Hello! I’m Karl Hricko for United Astronomy Clubs of NJ, bringing you the; February Astronomy Update for the WNTI listening area. Strangely enough, there is a connection between astronomy and Valentines Day. It involves the Chinese story of Zhi Nu, the 7th princess of the queen mother of the western heavens, and a cowherd by the name of Niu Lang. Zhi Nu was a beautiful weaver maiden who fell in love with Niu Lang. After a secret marriage, the princess was no longer able to dedicate her time to weaving the clouds and the rainbows in the sky.
Because of this, the Queen mother separated them by placing the princess in the sky as the star Vega. She then placed Niu Lang into the heavens as the star Altair, with the river of the Milky Way between them. The only time they could meet was on the 7th day of the 7th lunar month. On the eve of that day, the magpies formed a bridge to help them cross the Silver River or Milky Way. This date of July 7th is celebrated by the Chinese as a day for lovers. It is known as the Double Sevens.
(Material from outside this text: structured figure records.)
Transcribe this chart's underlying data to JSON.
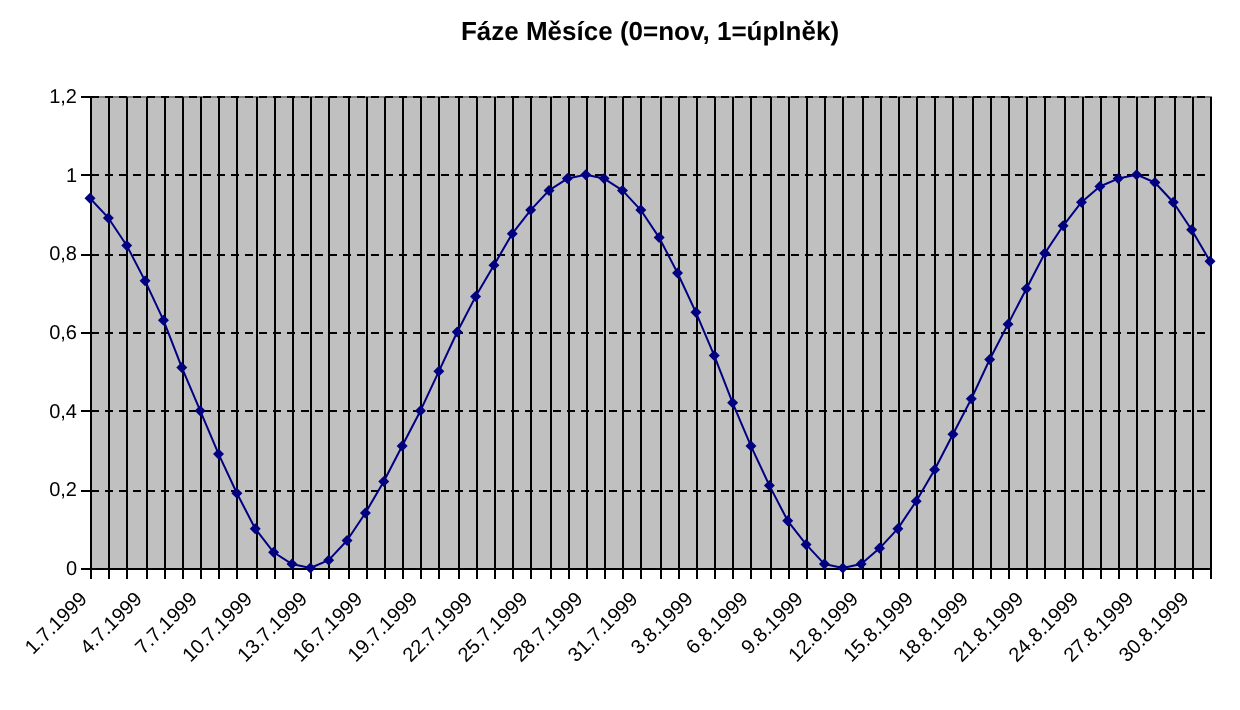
{
  "chart_data": {
    "type": "line",
    "title": "Fáze Měsíce (0=nov, 1=úplněk)",
    "categories": [
      "1.7.1999",
      null,
      null,
      "4.7.1999",
      null,
      null,
      "7.7.1999",
      null,
      null,
      "10.7.1999",
      null,
      null,
      "13.7.1999",
      null,
      null,
      "16.7.1999",
      null,
      null,
      "19.7.1999",
      null,
      null,
      "22.7.1999",
      null,
      null,
      "25.7.1999",
      null,
      null,
      "28.7.1999",
      null,
      null,
      "31.7.1999",
      null,
      null,
      "3.8.1999",
      null,
      null,
      "6.8.1999",
      null,
      null,
      "9.8.1999",
      null,
      null,
      "12.8.1999",
      null,
      null,
      "15.8.1999",
      null,
      null,
      "18.8.1999",
      null,
      null,
      "21.8.1999",
      null,
      null,
      "24.8.1999",
      null,
      null,
      "27.8.1999",
      null,
      null,
      "30.8.1999",
      null
    ],
    "series": [
      {
        "color": "#000080",
        "values": [
          0.94,
          0.89,
          0.82,
          0.73,
          0.63,
          0.51,
          0.4,
          0.29,
          0.19,
          0.1,
          0.04,
          0.01,
          0.0,
          0.02,
          0.07,
          0.14,
          0.22,
          0.31,
          0.4,
          0.5,
          0.6,
          0.69,
          0.77,
          0.85,
          0.91,
          0.96,
          0.99,
          1.0,
          0.99,
          0.96,
          0.91,
          0.84,
          0.75,
          0.65,
          0.54,
          0.42,
          0.31,
          0.21,
          0.12,
          0.06,
          0.01,
          0.0,
          0.01,
          0.05,
          0.1,
          0.17,
          0.25,
          0.34,
          0.43,
          0.53,
          0.62,
          0.71,
          0.8,
          0.87,
          0.93,
          0.97,
          0.99,
          1.0,
          0.98,
          0.93,
          0.86,
          0.78
        ]
      }
    ],
    "ylim": [
      0,
      1.2
    ],
    "yticks": [
      0,
      {
        "value": 0.2,
        "label": "0,2"
      },
      {
        "value": 0.4,
        "label": "0,4"
      },
      {
        "value": 0.6,
        "label": "0,6"
      },
      {
        "value": 0.8,
        "label": "0,8"
      },
      1,
      {
        "value": 1.2,
        "label": "1,2"
      }
    ],
    "grid": true,
    "marker": "diamond",
    "line_style": "solid"
  }
}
During this month of the Valentine, at dusk we can see Mercury above the horizon, in the west-southwest. It then switches to a morning position at the end of the month. Also at dusk, brilliant Jupiter shines high in the sky in Gemini. In the morning hours, facing southwest, orange looking Mars is seen in Virgo. Looking southeast at this time, the light of Venus overwhelms the sky in Sagittarius. Golden Saturn rises around midnight in Libra.
So on this month when romance is celebrated, when you look to the sky, include the visible planets with or without the light of the silvery moon.